A aparente cisão entre liberais e conservadores talvez tenha uma história muito mais recente do que se costuma admitir. Existem diferenças de grau mas não de natureza entre o atual liberalismo e o conservadorismo e, da mesma forma, entre o neoliberalismo e o fascismo. É o que podemos ver em alguns poucos, mas relevantes exemplos, do século XIX ao atual.

A recente oposição entre “conservadores” e “liberais”
A dicotomia conservador-liberal aparece com força no pós-guerra, principalmente depois da década de 1970, com o avanço da desregulamentação financeira em todo o mundo [aqui]. Os setores não conservadores, cada vez menos dispostos a se voltar contra a hegemonia neoliberal, e muito menos propor políticas efetivas não só de controle fiscal (taxações), mas de crédito, passam a se identificar com o liberalismo a partir da pauta de costumes.

Quando o Estado nacional ou o executivo perde sua capacidade de gerar crédito em larga escala para o investimento na economia física, o discurso anti-liberalista (não conservador, talvez “progressista”) perde espaço. Assim, conservador e liberal atuam em áreas meramente ideológicas e no discurso das ações individuais, ou seja, a pauta dos costumes, como exemplifica bem a suposta oposição entre um Dick Cheney e uma Hilary Clinton, ou desta com McCain, sempre aliados em prol da “democracia”. Hillary foi parceira de McCain

É uma mescla interessante, com certeza. Dick Cheney, o presidente de fato dos EUA durante a era Bush Jr., é representativo da palavra considerada palavrão para muitos, o “liberal-fascismo”. Com a atual ascensão da extrema-direita como quinta coluna de um liberalismo em descrédito, a história se repete de novo. Parece que esqueceram um dos eventos fundadores da aliança perversa, quando a City de Londres articulou para perdoar as dívidas de guerra da Alemanha e ajudar no êxito do recém alçado ao pode, Adolf Hitler.

Atualmente se dá a mesma coisa: com todo o alarido a respeito do protecionismo do Trump, ele não é capaz de tomar nenhuma medida minimamente eficiente para contornar o colapso econômico dos EUA. Com todo seu conservadorismo, ele comemora como um grande feito o crescimento do índice Dow Jones logo depois de retirar taxação dos mais ricos. Em linhas gerais, a política de Trump, na economia, é a mesma de Obama em seu segundo mandato: procurar por meios heterodoxos reverter a necessidade de manter os mercados funcionando através da flexibilização quantitativa, das taxas negativas de juros, porém sem vislumbrar uma solução efetiva para se sair dessa espiral do caos.

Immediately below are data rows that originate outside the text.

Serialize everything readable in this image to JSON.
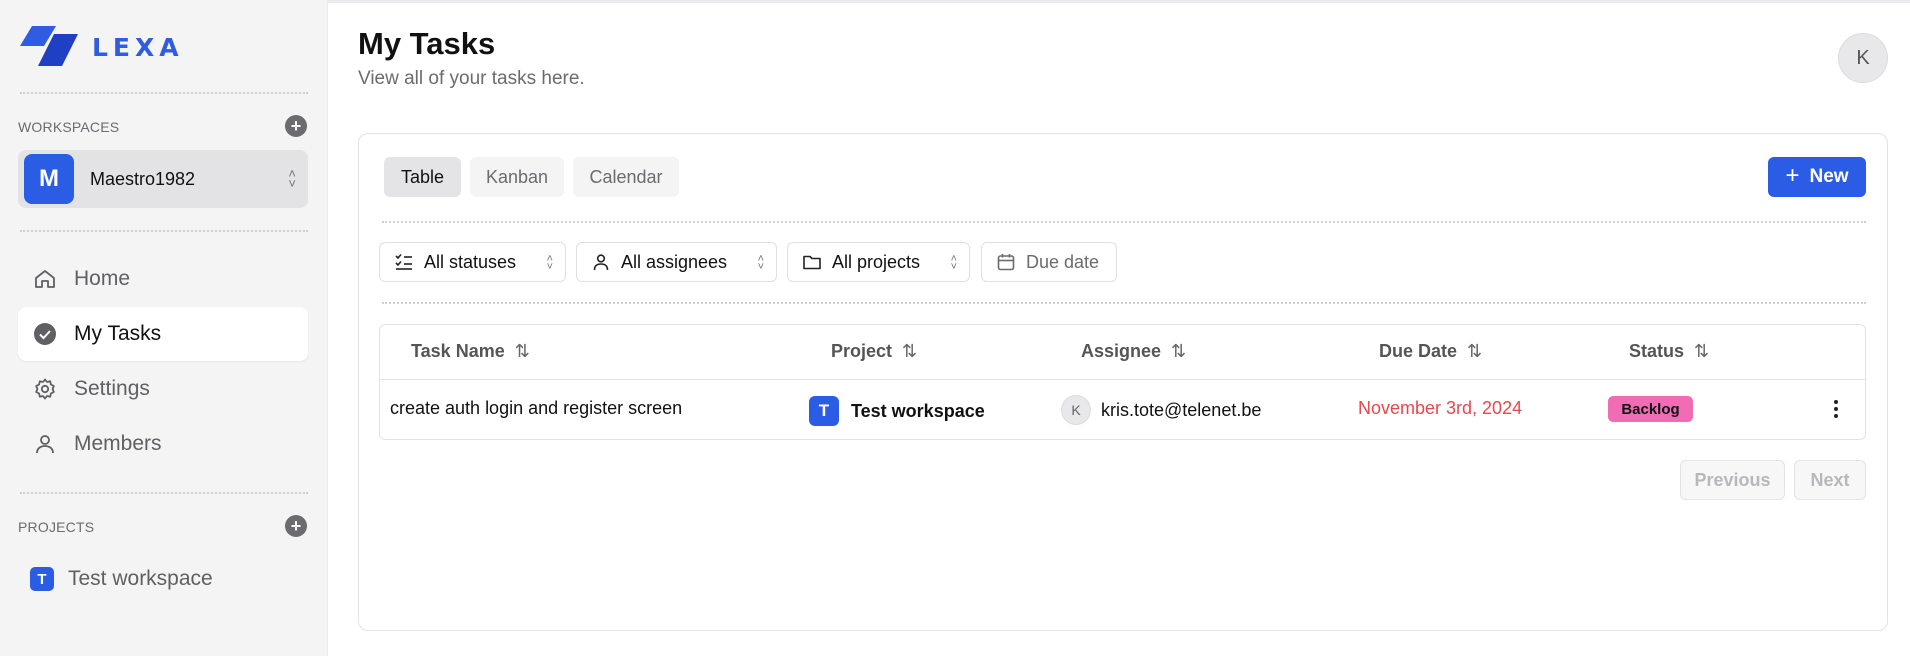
{
  "brand": {
    "name": "LEXA",
    "color": "#2f5ce0"
  },
  "sidebar": {
    "workspaces_label": "WORKSPACES",
    "workspace": {
      "initial": "M",
      "name": "Maestro1982"
    },
    "nav": [
      {
        "label": "Home",
        "icon": "home-icon"
      },
      {
        "label": "My Tasks",
        "icon": "check-circle-icon",
        "active": true
      },
      {
        "label": "Settings",
        "icon": "gear-icon"
      },
      {
        "label": "Members",
        "icon": "user-icon"
      }
    ],
    "projects_label": "PROJECTS",
    "projects": [
      {
        "initial": "T",
        "name": "Test workspace"
      }
    ]
  },
  "header": {
    "title": "My Tasks",
    "subtitle": "View all of your tasks here.",
    "user_initial": "K"
  },
  "tabs": [
    {
      "label": "Table",
      "active": true
    },
    {
      "label": "Kanban"
    },
    {
      "label": "Calendar"
    }
  ],
  "new_button": "New",
  "filters": {
    "status": "All statuses",
    "assignee": "All assignees",
    "project": "All projects",
    "due": "Due date"
  },
  "table": {
    "columns": [
      "Task Name",
      "Project",
      "Assignee",
      "Due Date",
      "Status"
    ],
    "rows": [
      {
        "task": "create auth login and register screen",
        "project_initial": "T",
        "project": "Test workspace",
        "assignee_initial": "K",
        "assignee": "kris.tote@telenet.be",
        "due": "November 3rd, 2024",
        "status": "Backlog"
      }
    ]
  },
  "pagination": {
    "previous": "Previous",
    "next": "Next"
  },
  "colors": {
    "accent": "#2a5ce6",
    "overdue": "#e5484d",
    "backlog_badge": "#f06db6"
  }
}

Fundamentalmente, todo esse debate a respeito de um “identitarismo” pós-moderno, pós-democrático, etc., e liberal, contra o conservadorismo tradicional dos políticos republicanos, revela a incapacidade, também sentida na Europa sobre outras bases, de se formular uma agenda anti-liberal e não conservadora. Conservadores e liberais se revezam no poder tanto na Europa quanto nos EUA e nada de relevante acontece além de variações do mesmo sistema de livre-mercado. Para acabar com essa dicotomia meramente identitária, teria que se falar em política de crédito barato e em largo prazo para o desenvolvimento científico e tecnológico e da infraestrutura de cada país. Isso, pelo menos no Ocidente, não é realidade pelo menos desde o Plano Marshall ou o Projeto Apollo.

Porque não existiu a antítese “liberal” x “conservador” no século XIX
Uma primeira informação relevante é o assassinato do último presidente dos EUA filiado à facção política de Abrahan Lincoln, William McKinley:

A Comissão Intercontinental de Ferrovias, iniciada pelo Secretário de Estado estadunidense James Blaine, empregou engenheiros das Forças Armadas para a pesquisa e elaboração do projeto das linhas unindo os Estados Unidos com o Brasil e Argentina, apresentando o mapa completo com as rotas projetadas, ao presidente William McKinley, em 1898. McKinley, extremamente a favor do Sistema Americano, comemorou os planos de Blaine como o futuro da humanidade, em seu discurso de 1901 na Exposição Pan-Americana, em Buffalo – onde foi assassinado numa operação dirigida pelos britânicos.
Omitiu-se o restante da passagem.